Taipei Mayor Ko Wen-je (柯文哲) has broken eight of his 30 campaign promises and achieved only unsatisfactory results for another 14, Democratic Progressive Party (DPP) Legislator Pasuya Yao (姚文智) said yesterday, questioning Ko’s capability as mayor.
After Ko on Monday unveiled a report enumerating his achievements in office, Yao, who has announced his bid for Taipei mayor in next year’s local elections, called a news conference to review Ko’s three years in office.
Ko has failed to realize the i-Voting system, public participation in budgeting, social housing and subsidies, public long-term care services, public childcare services, music industry improvement, establishing cultural industry infrastructure and independent cultural policy formation process, Yao said.
Photo: Wang Yi-sung, Taipei Times
The mayor has failed to achieve tangible results in 14 other pledges, including improving on-campus food safety, reorganizing bus routes, initiating government-led urban renewal, establishing affordable kindergartens, improving community daycare services, improving police management and public security, building energy efficient infrastructures and improving the business environment, Yao added.
The i-Voting system, one of Ko’s principal policies, created an online polling platform allowing people to submit proposals on issues to be voted on by the public, but only 29 proposals have been voted via the platform, all of which were launched by government agencies, Yao said.
The system is designed to improve transparency in policymaking and government management, but the city government rejected all of the four resident-initiated proposals and refused to hold any public hearings about controversies surrounding the construction of the Taipei Dome, he added.
“While Ko has advocated transparency, his behind-the-door dealings in the Taipei Dome case and his boasting of a close relationship with top DPP officials have suggested his authoritarian mindset,” Yao said.
Ko’s proposal to build walls around government agencies against protesters following a protest on Saturday suggests that he “has forgotten how he gained power,” Yao added.
While Ko promised to build 50,000 public housing units in two terms, only 3,453 units can be completed by the end of his first term, while the availability of public housing remains low, Yao said.
Ko has pledged to increase public childcare capacity, but the city has only 18 public childcare centers serving 216 children, accounting for only 0.3 percent of children aged up to two in the city, he said.
Taipei had only 18 daycare centers serving 619 elderly people and 17 house care centers providing services to 3,724 people in the first half of this year, suggesting insufficient service capacity, Yao said.

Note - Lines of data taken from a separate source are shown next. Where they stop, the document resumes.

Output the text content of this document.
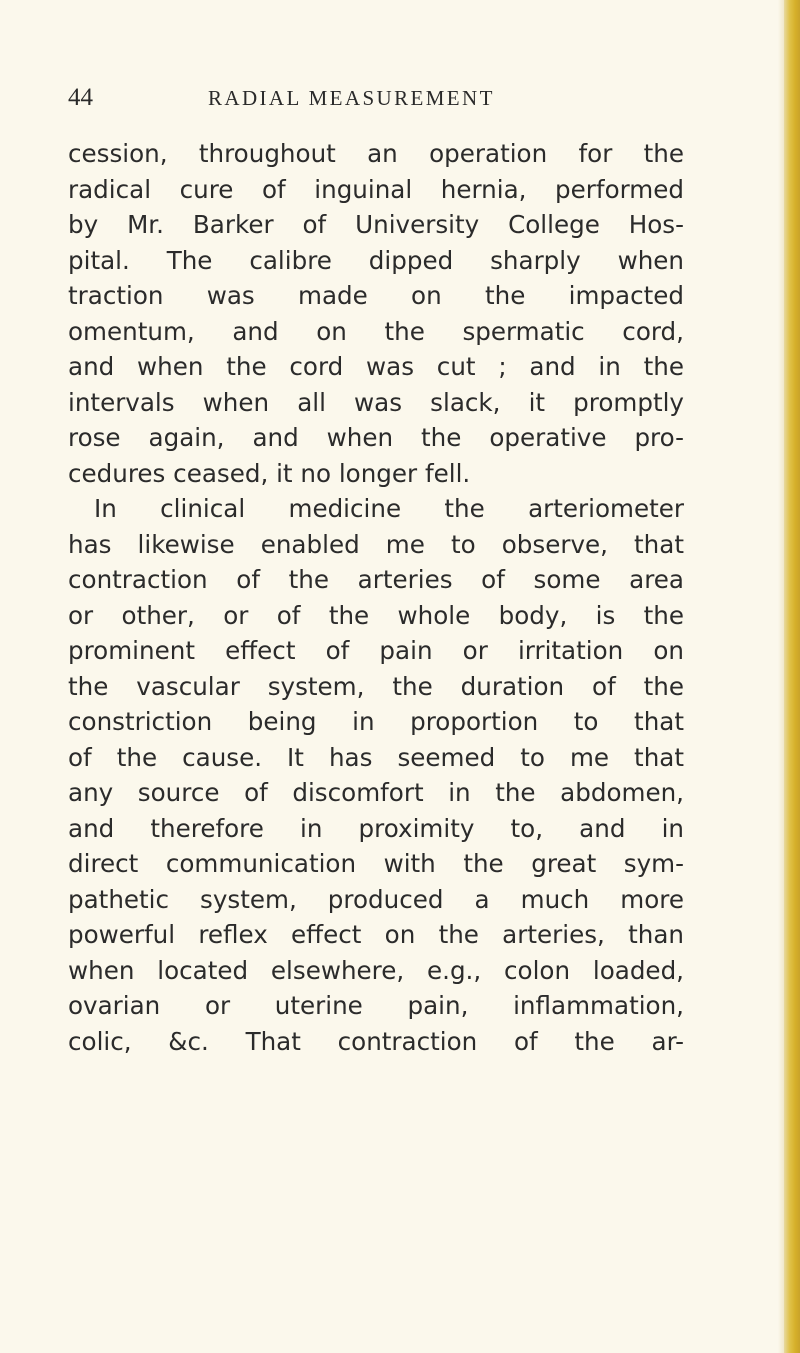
44	RADIAL MEASUREMENT
cession, throughout an operation for the
radical cure of inguinal hernia, performed
by Mr. Barker of University College Hos-
pital. The calibre dipped sharply when
traction was made on the impacted
omentum, and on the spermatic cord,
and when the cord was cut ; and in the
intervals when all was slack, it promptly
rose again, and when the operative pro-
cedures ceased, it no longer fell.
In clinical medicine the arteriometer
has likewise enabled me to observe, that
contraction of the arteries of some area
or other, or of the whole body, is the
prominent effect of pain or irritation on
the vascular system, the duration of the
constriction being in proportion to that
of the cause. It has seemed to me that
any source of discomfort in the abdomen,
and therefore in proximity to, and in
direct communication with the great sym-
pathetic system, produced a much more
powerful reflex effect on the arteries, than
when located elsewhere, e.g., colon loaded,
ovarian or uterine pain, inflammation,
colic, &c. That contraction of the ar-
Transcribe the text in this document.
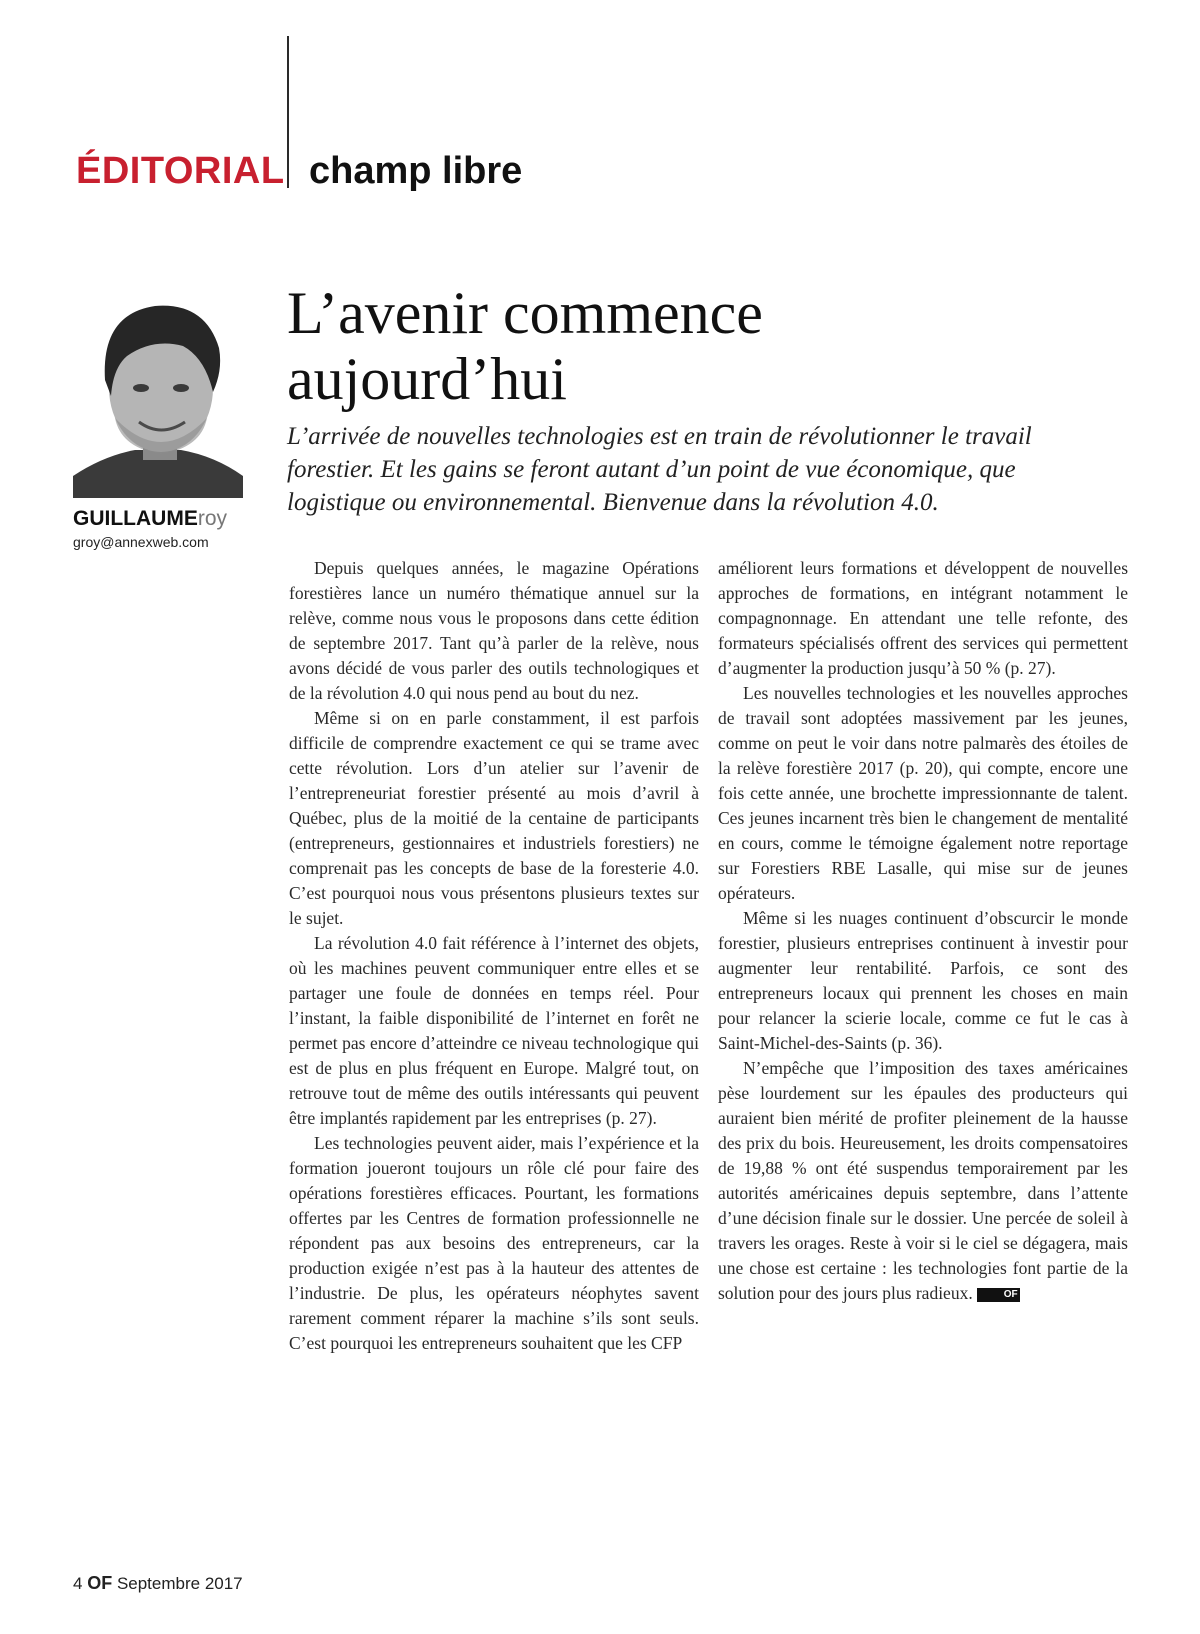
ÉDITORIAL champ libre
GUILLAUMEroy
groy@annexweb.com
L’avenir commence
aujourd’hui
L’arrivée de nouvelles technologies est en train de révolutionner le travail forestier. Et les gains se feront autant d’un point de vue économique, que logistique ou environnemental. Bienvenue dans la révolution 4.0.

Depuis quelques années, le magazine Opérations forestières lance un numéro thématique annuel sur la relève, comme nous vous le proposons dans cette édition de septembre 2017. Tant qu’à parler de la relève, nous avons décidé de vous parler des outils technologiques et de la révolution 4.0 qui nous pend au bout du nez.

Même si on en parle constamment, il est parfois difficile de comprendre exactement ce qui se trame avec cette révolution. Lors d’un atelier sur l’avenir de l’entrepreneuriat forestier présenté au mois d’avril à Québec, plus de la moitié de la centaine de participants (entrepreneurs, gestionnaires et industriels forestiers) ne comprenait pas les concepts de base de la foresterie 4.0. C’est pourquoi nous vous présentons plusieurs textes sur le sujet.

La révolution 4.0 fait référence à l’internet des objets, où les machines peuvent communiquer entre elles et se partager une foule de données en temps réel. Pour l’instant, la faible disponibilité de l’internet en forêt ne permet pas encore d’atteindre ce niveau technologique qui est de plus en plus fréquent en Europe. Malgré tout, on retrouve tout de même des outils intéressants qui peuvent être implantés rapidement par les entreprises (p. 27).

Les technologies peuvent aider, mais l’expérience et la formation joueront toujours un rôle clé pour faire des opérations forestières efficaces. Pourtant, les formations offertes par les Centres de formation professionnelle ne répondent pas aux besoins des entrepreneurs, car la production exigée n’est pas à la hauteur des attentes de l’industrie. De plus, les opérateurs néophytes savent rarement comment réparer la machine s’ils sont seuls. C’est pourquoi les entrepreneurs souhaitent que les CFP

améliorent leurs formations et développent de nouvelles approches de formations, en intégrant notamment le compagnonnage. En attendant une telle refonte, des formateurs spécialisés offrent des services qui permettent d’augmenter la production jusqu’à 50 % (p. 27).

Les nouvelles technologies et les nouvelles approches de travail sont adoptées massivement par les jeunes, comme on peut le voir dans notre palmarès des étoiles de la relève forestière 2017 (p. 20), qui compte, encore une fois cette année, une brochette impressionnante de talent. Ces jeunes incarnent très bien le changement de mentalité en cours, comme le témoigne également notre reportage sur Forestiers RBE Lasalle, qui mise sur de jeunes opérateurs.

Même si les nuages continuent d’obscurcir le monde forestier, plusieurs entreprises continuent à investir pour augmenter leur rentabilité. Parfois, ce sont des entrepreneurs locaux qui prennent les choses en main pour relancer la scierie locale, comme ce fut le cas à Saint-Michel-des-Saints (p. 36).

N’empêche que l’imposition des taxes américaines pèse lourdement sur les épaules des producteurs qui auraient bien mérité de profiter pleinement de la hausse des prix du bois. Heureusement, les droits compensatoires de 19,88 % ont été suspendus temporairement par les autorités américaines depuis septembre, dans l’attente d’une décision finale sur le dossier. Une percée de soleil à travers les orages. Reste à voir si le ciel se dégagera, mais une chose est certaine : les technologies font partie de la solution pour des jours plus radieux.	OF

4 OF Septembre 2017
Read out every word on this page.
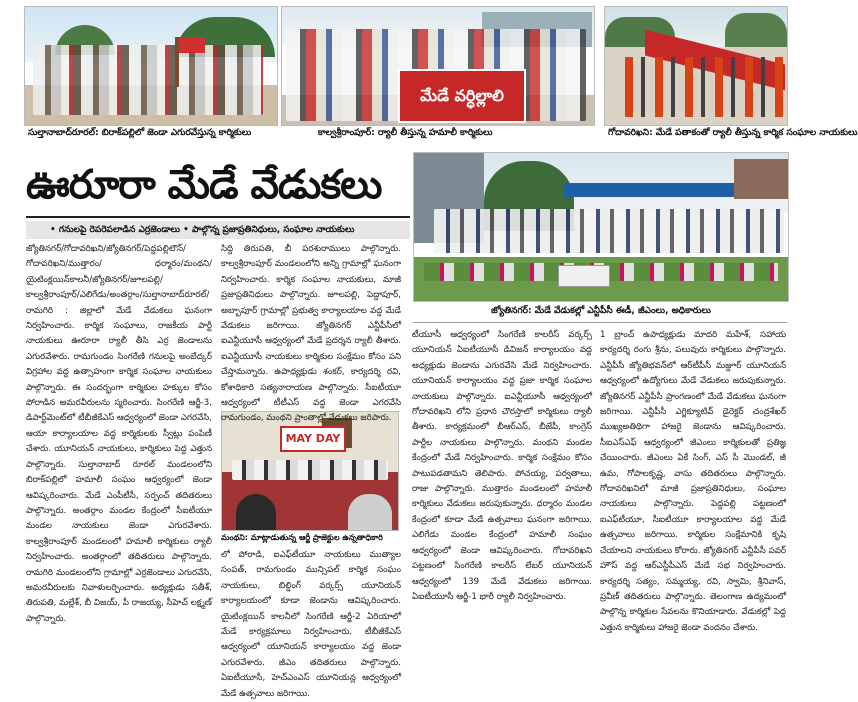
సుల్తానాబాద్‌రూరల్‌: బిరాక్‌పల్లిలో జెండా ఎగురవేస్తున్న కార్మికులు
మేడే వర్ధిల్లాలి
కాల్వశ్రీరాంపూర్‌: ర్యాలీ తీస్తున్న హమాలీ కార్మికులు	గోదావరిఖని: మేడే పతాకంతో ర్యాలీ తీస్తున్న కార్మిక సంఘాల నాయకులు
ఊరూరా మేడే వేడుకలు
• గనులపై రెపరెపలాడిన ఎర్రజెండాలు • పాల్గొన్న ప్రజాప్రతినిధులు, సంఘాల నాయకులు
జ్యోతినగర్‌: మేడే వేడుకల్లో ఎన్టీపీసీ ఈడీ, జీఎంలు, అధికారులు
MAY DAY
మంథని: మాట్లాడుతున్న ఆర్జీ ప్రాజెక్టుల ఉన్నతాధికారి
జ్యోతినగర్‌/గోదావరిఖని/జ్యోతినగర్‌/పెద్దపల్లిటౌన్‌/గోదావరిఖని/ముత్తారం/ ధర్మారం/మంథని/ యైటింక్లయిన్‌కాలనీ/జ్యోతినగర్‌/జూలపల్లి/కాల్వశ్రీరాంపూర్‌/ఎలిగేడు/అంతర్గాం/సుల్తానాబాద్‌రూరల్‌/ రామగిరి : జిల్లాలో మేడే వేడుకలు ఘనంగా నిర్వహించారు. కార్మిక సంఘాలు, రాజకీయ పార్టీ నాయకులు ఊరూరా ర్యాలీ తీసి ఎర్ర జెండాలను ఎగురవేశారు. రామగుండం సింగరేణి గనులపై అంబేద్కర్‌ విగ్రహాల వద్ద ఉత్సాహంగా కార్మిక సంఘాల నాయకులు పాల్గొన్నారు. ఈ సందర్భంగా కార్మికుల హక్కుల కోసం పోరాడిన అమరవీరులను స్మరించారు. సింగరేణి ఆర్జీ-3, డిపార్ట్‌మెంట్‌లో టీబీజీకేఎస్‌ ఆధ్వర్యంలో జెండా ఎగరవేసి, ఆయా కార్యాలయాల వద్ద కార్మికులకు స్వీట్లు పంపిణీ చేశారు. యూనియన్‌ నాయకులు, కార్మికులు పెద్ద ఎత్తున పాల్గొన్నారు. సుల్తానాబాద్‌ రూరల్‌ మండలంలోని బిరాక్‌పల్లిలో హమాలీ సంఘం ఆధ్వర్యంలో జెండా ఆవిష్కరించారు. మేడే ఎంపీటీసీ, సర్పంచ్‌ తదితరులు పాల్గొన్నారు. అంతర్గాం మండల కేంద్రంలో సీఐటీయూ మండల నాయకులు జెండా ఎగురవేశారు. కాల్వశ్రీరాంపూర్‌ మండలంలో హమాలీ కార్మికులు ర్యాలీ నిర్వహించారు. అంతర్గాంలో తదితరులు పాల్గొన్నారు. రామగిరి మండలంలోని గ్రామాల్లో ఎర్రజెండాలు ఎగురవేసి, అమరవీరులకు నివాళులర్పించారు. అధ్యక్షుడు సతీశ్‌, తిరుపతి, మల్లేశ్‌, బీ విజయ్‌, పీ రాజయ్య, సీహెచ్‌ లక్ష్మణ్‌ పాల్గొన్నారు.
సిద్ది తిరుపతి, బీ పరశురాములు పాల్గొన్నారు. కాల్వశ్రీరాంపూర్‌ మండలంలోని అన్ని గ్రామాల్లో ఘనంగా నిర్వహించారు. కార్మిక సంఘాల నాయకులు, మాజీ ప్రజాప్రతినిధులు పాల్గొన్నారు. జూలపల్లి, పెద్దాపూర్‌, అబ్బాపూర్‌ గ్రామాల్లో ప్రభుత్వ కార్యాలయాల వద్ద మేడే వేడుకలు జరిగాయి. జ్యోతినగర్‌ ఎన్టీపీసీలో ఐఎన్టీయూసీ ఆధ్వర్యంలో మేడే ప్రదర్శన ర్యాలీ తీశారు. ఐఎన్టీయూసీ నాయకులు కార్మికుల సంక్షేమం కోసం పని చేస్తామన్నారు. ఉపాధ్యక్షుడు శంకర్‌, కార్యదర్శి రవి, కోశాధికారి సత్యనారాయణ పాల్గొన్నారు. సీఐటీయూ ఆధ్వర్యంలో టీటీఎస్‌ వద్ద జెండా ఎగరవేసి రామగుండం, మంథని ప్రాంతాల్లో వేడుకలు జరిపారు.
లో పోరాడి, ఐఎఫ్‌టీయూ నాయకులు ముత్యాల సంపత్‌, రామగుండం మున్సిపల్‌ కార్మిక సంఘం నాయకులు, బిల్డింగ్‌ వర్కర్స్‌ యూనియన్‌ కార్యాలయంలో కూడా జెండాను ఆవిష్కరించారు. యైటింక్లయిన్‌ కాలనీలో సింగరేణి ఆర్జీ-2 ఏరియాలో మేడే కార్యక్రమాలు నిర్వహించారు. టీబీజీకేఎస్‌ ఆధ్వర్యంలో యూనియన్‌ కార్యాలయం వద్ద జెండా ఎగురవేశారు. జీఎం తదితరులు పాల్గొన్నారు. ఏఐటీయూసీ, హెచ్‌ఎంఎస్‌ యూనియన్ల ఆధ్వర్యంలో మేడే ఉత్సవాలు జరిగాయి.
టీయూసీ ఆధ్వర్యంలో సింగరేణి కాలరీస్‌ వర్కర్స్‌ యూనియన్‌ ఏఐటీయూసీ డివిజన్‌ కార్యాలయం వద్ద అధ్యక్షుడు జెండాను ఎగురవేసి మేడే నిర్వహించారు. యూనియన్‌ కార్యాలయం వద్ద ప్రజా కార్మిక సంఘాల నాయకులు పాల్గొన్నారు. ఐఎన్టీయూసీ ఆధ్వర్యంలో గోదావరిఖని లోని ప్రధాన చౌరస్తాలో కార్మికులు ర్యాలీ తీశారు. కార్యక్రమంలో బీఆర్‌ఎస్‌, బీజేపీ, కాంగ్రెస్‌ పార్టీల నాయకులు పాల్గొన్నారు. మంథని మండల కేంద్రంలో మేడే నిర్వహించారు. కార్మిక సంక్షేమం కోసం పాటుపడతామని తెలిపారు. పోచయ్య, పర్వతాలు, రాజు పాల్గొన్నారు. ముత్తారం మండలంలో హమాలీ కార్మికులు వేడుకలు జరుపుకున్నారు. ధర్మారం మండల కేంద్రంలో కూడా మేడే ఉత్సవాలు ఘనంగా జరిగాయి. ఎలిగేడు మండల కేంద్రంలో హమాలీ సంఘం ఆధ్వర్యంలో జెండా ఆవిష్కరించారు. గోదావరిఖని పట్టణంలో సింగరేణి కాలరీస్‌ లేబర్‌ యూనియన్‌ ఆధ్వర్యంలో 139 మేడే వేడుకలు జరిగాయి. ఏఐటీయూసీ ఆర్జీ-1 భారీ ర్యాలీ నిర్వహించారు.
1 బ్రాంచ్‌ ఉపాధ్యక్షుడు మాదరి మహేశ్‌, సహాయ కార్యదర్శి రంగు శ్రీను, పలువురు కార్మికులు పాల్గొన్నారు. ఎన్టీపీసీ జ్యోతిభవన్‌లో ఆర్‌టీపీసీ మజ్దూర్‌ యూనియన్‌ ఆధ్వర్యంలో ఉద్యోగులు మేడే వేడుకలు జరుపుకున్నారు. జ్యోతినగర్‌ ఎన్టీపీసీ ప్రాంగణంలో మేడే వేడుకలు ఘనంగా జరిగాయి. ఎన్టీపీసీ ఎగ్జిక్యూటివ్‌ డైరెక్టర్‌ చంద్రశేఖర్‌ ముఖ్యఅతిథిగా హాజరై జెండాను ఆవిష్కరించారు. సీఐఎస్‌ఎఫ్‌ ఆధ్వర్యంలో జీఎంలు కార్మికులతో ప్రతిజ్ఞ చేయించారు. జీఎంలు ఏకే సింగ్‌, ఎస్‌ సీ మొండల్‌, జీ ఉమ, గోపాలకృష్ణ, వాసు తదితరులు పాల్గొన్నారు. గోదావరిఖనిలో మాజీ ప్రజాప్రతినిధులు, సంఘాల నాయకులు పాల్గొన్నారు. పెద్దపల్లి పట్టణంలో ఐఎఫ్‌టీయూ, సీఐటీయూ కార్యాలయాల వద్ద మేడే ఉత్సవాలు జరిగాయి. కార్మికుల సంక్షేమానికి కృషి చేయాలని నాయకులు కోరారు. జ్యోతినగర్‌ ఎన్టీపీసీ పవర్‌ హౌస్‌ వద్ద ఆర్‌ఎస్టీపీఎస్‌ మేడే సభ నిర్వహించారు. కార్యదర్శి సత్యం, సమ్మయ్య, రవి, స్వామి, శ్రీనివాస్‌, ప్రవీణ్‌ తదితరులు పాల్గొన్నారు. తెలంగాణ ఉద్యమంలో పాల్గొన్న కార్మికుల సేవలను కొనియాడారు. వేడుకల్లో పెద్ద ఎత్తున కార్మికులు హాజరై జెండా వందనం చేశారు.
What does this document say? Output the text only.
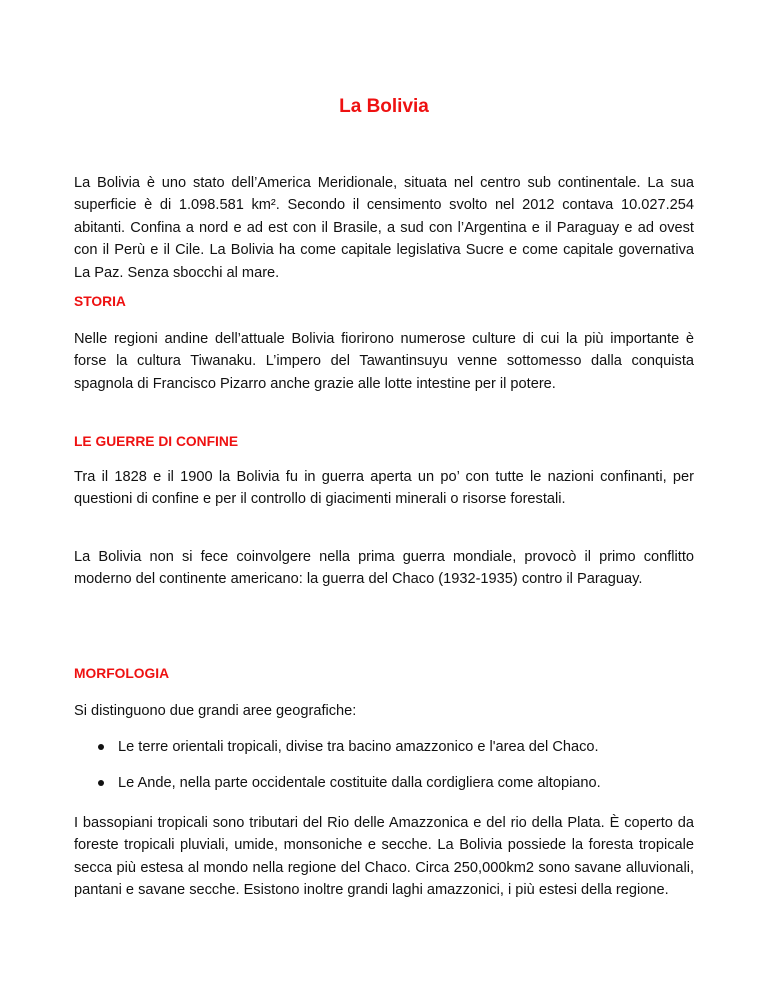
La Bolivia

La Bolivia è uno stato dell’America Meridionale, situata nel centro sub continentale. La sua superficie è di 1.098.581 km². Secondo il censimento svolto nel 2012 contava 10.027.254 abitanti. Confina a nord e ad est con il Brasile, a sud con l’Argentina e il Paraguay e ad ovest con il Perù e il Cile. La Bolivia ha come capitale legislativa Sucre e come capitale governativa La Paz. Senza sbocchi al mare.

STORIA

Nelle regioni andine dell’attuale Bolivia fiorirono numerose culture di cui la più importante è forse la cultura Tiwanaku. L’impero del Tawantinsuyu venne sottomesso dalla conquista spagnola di Francisco Pizarro anche grazie alle lotte intestine per il potere.

LE GUERRE DI CONFINE

Tra il 1828 e il 1900 la Bolivia fu in guerra aperta un po’ con tutte le nazioni confinanti, per questioni di confine e per il controllo di giacimenti minerali o risorse forestali.

La Bolivia non si fece coinvolgere nella prima guerra mondiale, provocò il primo conflitto moderno del continente americano: la guerra del Chaco (1932-1935) contro il Paraguay.

MORFOLOGIA

Si distinguono due grandi aree geografiche:

Le terre orientali tropicali, divise tra bacino amazzonico e l'area del Chaco.
Le Ande, nella parte occidentale costituite dalla cordigliera come altopiano.

I bassopiani tropicali sono tributari del Rio delle Amazzonica e del rio della Plata. È coperto da foreste tropicali pluviali, umide, monsoniche e secche. La Bolivia possiede la foresta tropicale secca più estesa al mondo nella regione del Chaco. Circa 250,000km2 sono savane alluvionali, pantani e savane secche. Esistono inoltre grandi laghi amazzonici, i più estesi della regione.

While Ko has promised to shorten bus lines to make them more frequent and reliable, he has only increased the frequency of four popular bus lines without reorganizing bus traffic, he said.
“What can Ko’s administration guarantee other than imperfection and fraud?” Yao said.
Ko has achieved satisfying results in six policies, including establishing a family physician system and at-home medical services, which are associated with his background in medical practice, Yao said.
In response, Ko said that he is open to criticism and willing to make improvements to improve the city, adding that he is thankful to Yao for “volunteering as a director of a research, development and evaluation commission” to provide an appraisal free of charge.